Per riscaldare le proprie abitazioni gli italiani spendono in media il 2% del reddito famigliare; una cifra enorme, senz’altro superiore a ogni altra voce di spesa energetica per la casa.

Nei climi freddi, poi, la cifra si raddoppia senza considerare il fatto che su alcuni combustibili esistono tasse molto salate (con aliquote anche del 20%).

In molti casi la soluzione più immediata e praticabile nella maggior parte delle abitazioni è l’installazione di una caldaia a energia pulita.

Le più diffuse sono quelle a metano e quelle a condensazione.

Il metano è un gas economico, pulito, abbondante anche in Italia, che non lascia residui particolarmente inquinanti; per queste motivazioni l’industria e la politica energetica nel nostro paese hanno incentivato la sua diffusione che oggi può far leva su una rete di distribuzione che raggiunge una larga fetta della popolazione residente in Italia.

La caldaia a metano si avvale di questo gas per la combustione e per il riscaldamento dell’acqua termosanitaria.

Caldaie a Condensazione

Un ulteriore sviluppo della caldaia ecologica a metano è data dalla caldaia a condensazione.

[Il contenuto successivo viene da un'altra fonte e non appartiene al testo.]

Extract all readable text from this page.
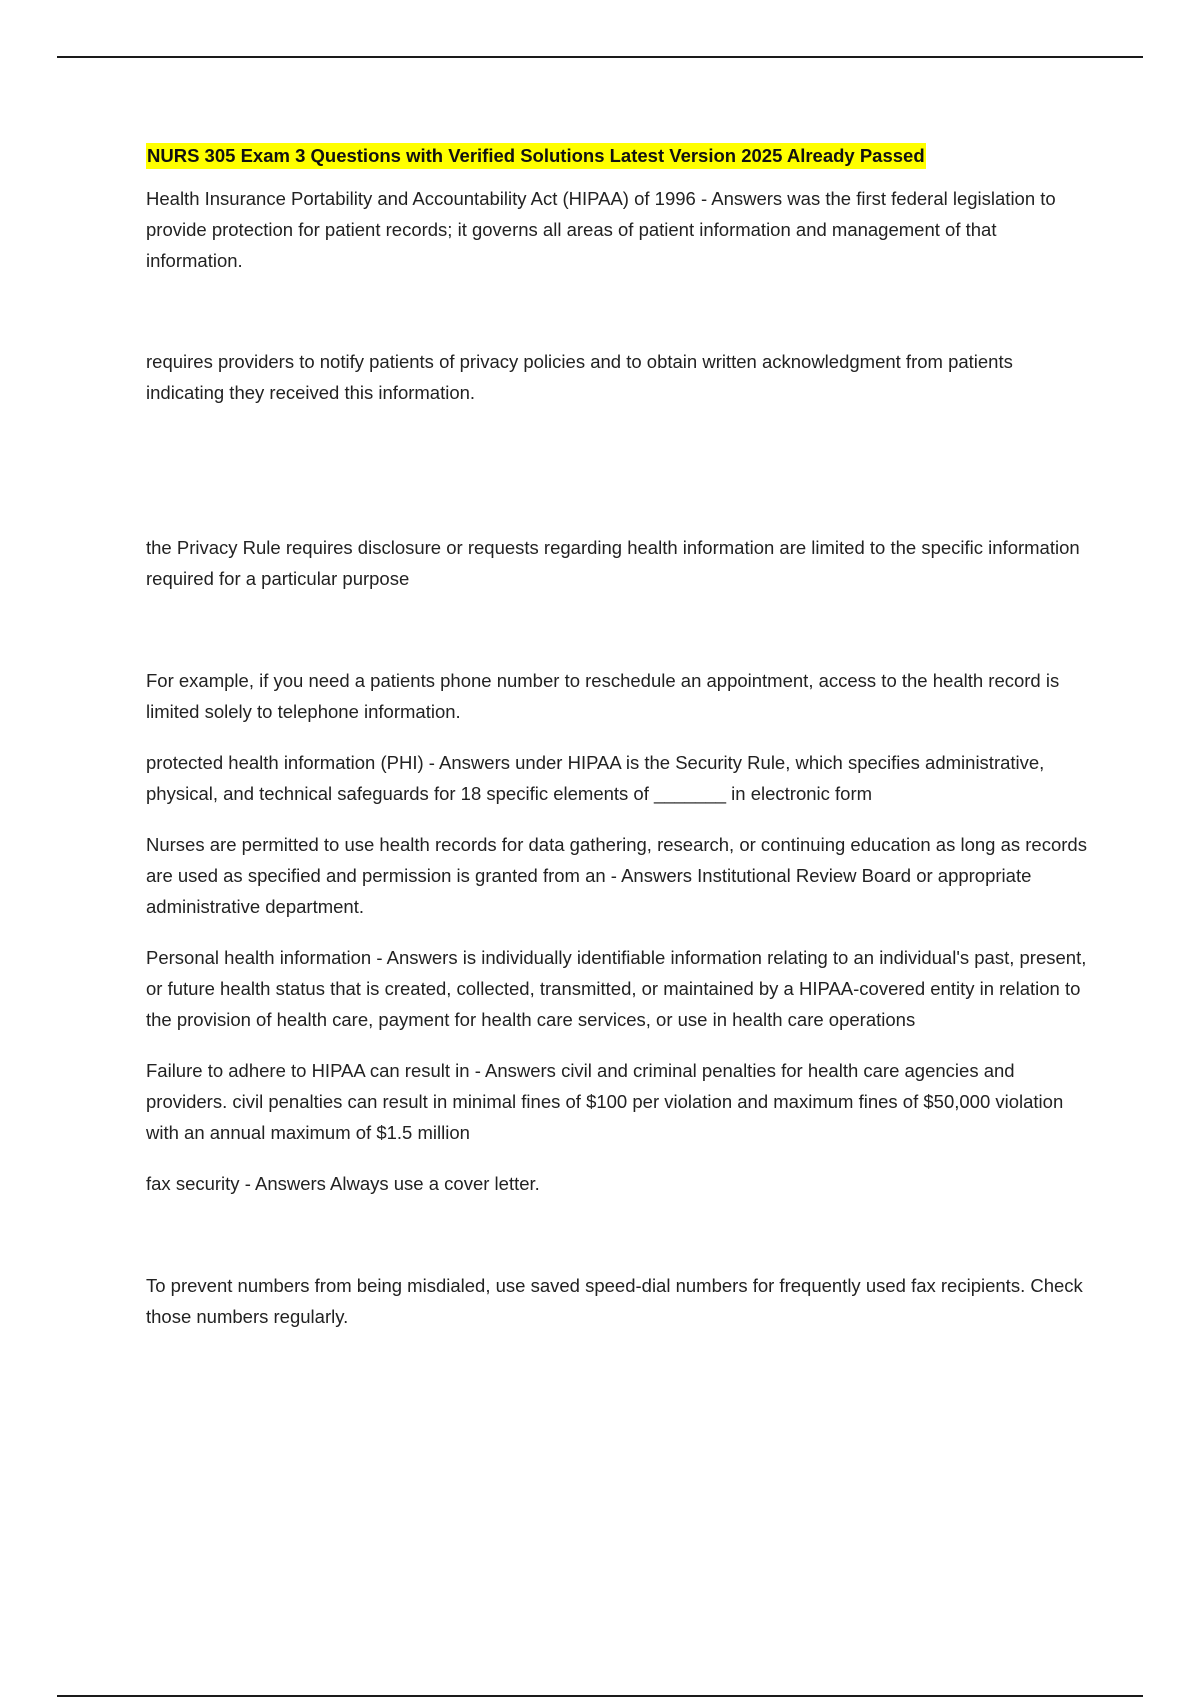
NURS 305 Exam 3 Questions with Verified Solutions Latest Version 2025 Already Passed

Health Insurance Portability and Accountability Act (HIPAA) of 1996 - Answers was the first federal legislation to provide protection for patient records; it governs all areas of patient information and management of that information.

requires providers to notify patients of privacy policies and to obtain written acknowledgment from patients indicating they received this information.

the Privacy Rule requires disclosure or requests regarding health information are limited to the specific information required for a particular purpose

For example, if you need a patients phone number to reschedule an appointment, access to the health record is limited solely to telephone information.

protected health information (PHI) - Answers under HIPAA is the Security Rule, which specifies administrative, physical, and technical safeguards for 18 specific elements of _______ in electronic form

Nurses are permitted to use health records for data gathering, research, or continuing education as long as records are used as specified and permission is granted from an - Answers Institutional Review Board or appropriate administrative department.

Personal health information - Answers is individually identifiable information relating to an individual's past, present, or future health status that is created, collected, transmitted, or maintained by a HIPAA-covered entity in relation to the provision of health care, payment for health care services, or use in health care operations

Failure to adhere to HIPAA can result in - Answers civil and criminal penalties for health care agencies and providers. civil penalties can result in minimal fines of $100 per violation and maximum fines of $50,000 violation with an annual maximum of $1.5 million

fax security - Answers Always use a cover letter.

To prevent numbers from being misdialed, use saved speed-dial numbers for frequently used fax recipients. Check those numbers regularly.
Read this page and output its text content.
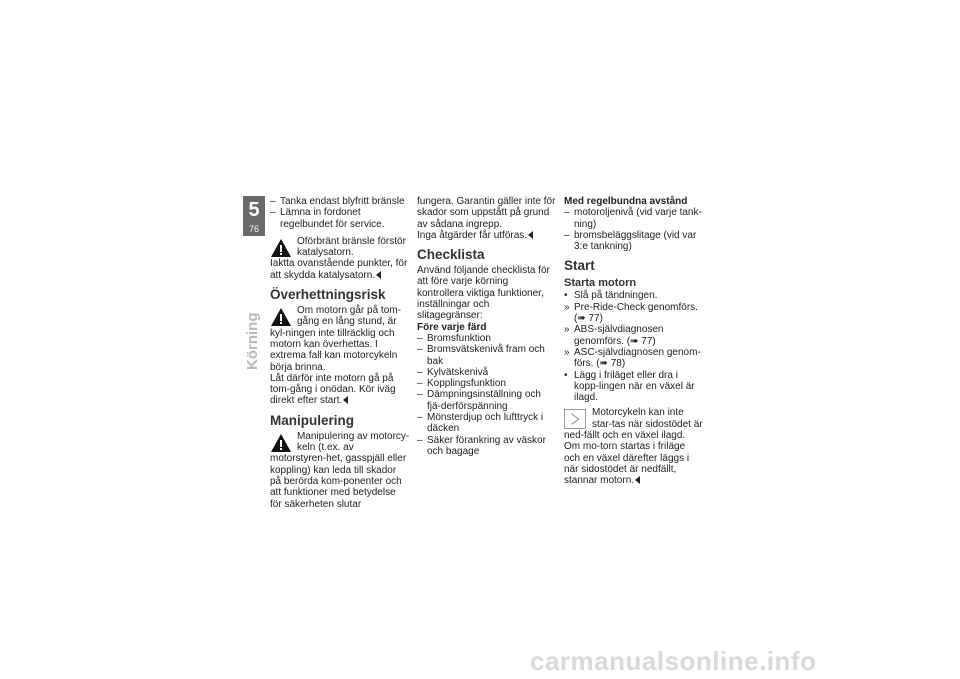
5
76
Körning
– Tanka endast blyfritt bränsle
– Lämna in fordonet regelbundet för service.

Oförbränt bränsle förstör katalysatorn.

Iaktta ovanstående punkter, för att skydda katalysatorn.

Överhettningsrisk

Om motorn går på tom-gång en lång stund, är kyl-ningen inte tillräcklig och motorn kan överhettas. I extrema fall kan motorcykeln börja brinna.

Låt därför inte motorn gå på tom-gång i onödan. Kör iväg direkt efter start.

Manipulering

Manipulering av motorcy-keln (t.ex. av motorstyren-het, gasspjäll eller koppling) kan leda till skador på berörda kom-ponenter och att funktioner med betydelse för säkerheten slutar

fungera. Garantin gäller inte för skador som uppstått på grund av sådana ingrepp.

Inga åtgärder får utföras.

Checklista

Använd följande checklista för att före varje körning kontrollera viktiga funktioner, inställningar och slitagegränser:

Före varje färd
– Bromsfunktion
– Bromsvätskenivå fram och bak
– Kylvätskenivå
– Kopplingsfunktion
– Dämpningsinställning och fjä-derförspänning
– Mönsterdjup och lufttryck i däcken
– Säker förankring av väskor och bagage
Med regelbundna avstånd
– motoroljenivå (vid varje tank-ning)
– bromsbeläggslitage (vid var 3:e tankning)
Start
Starta motorn
• Slå på tändningen.
» Pre-Ride-Check genomförs. (➠ 77)
» ABS-självdiagnosen genomförs. (➠ 77)
» ASC-självdiagnosen genom-förs. (➠ 78)
• Lägg i friläget eller dra i kopp-lingen när en växel är ilagd.

Motorcykeln kan inte star-tas när sidostödet är ned-fällt och en växel ilagd. Om mo-torn startas i friläge och en växel därefter läggs i när sidostödet är nedfällt, stannar motorn.

carmanualsonline.info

Di norma i gas combusti dalle caldaie sono espulsi nell’atmosfera a una temperatura di oltre 100 °C, frammisti a vapore acqueo generatosi durante la scissione dell’idrogeno e del carbonio insiti negli idrocarburi. È evidente che si tratta di energia termica gettata per così dire alle ortiche e persa completamente.

Filtrando i gas di fuoriuscita e condensando il vapore si libera ulteriore energia che può essere immessa nell’impianto con un forte risparmio rispetto alle caldaie normali.

Questo secondo tipo di struttura tuttavia è molto più ingombrante e offre i suoi vantaggi solo su larga scala; ecco perché la caldaia a condensazione è utilizzata prevalentemente per riscaldare gruppi di abitazioni come i condomini.

 

Entrambe le caldaie hanno dimensioni molto contenute; per riscaldare l’acqua termosanitaria per un appartamento di circa 100 mq è sufficiente una caldaia ingombrante quanto un piccolo frigorifero.

Esse possono essere posizionate anche all’esterno, in terrazzi o balconi, protette da pannelli di legno o altro materiale isolante, senza creare ingombro nella casa.

Molte caldaie di nuova generazione sono collegate all’esterno per mezzo di una sonda, in grado di captare la temperatura esterna, adeguando i consumi sulla base dello sbalzo termico che in alcuni periodi dell’anno può essere improvviso e comunque consistente.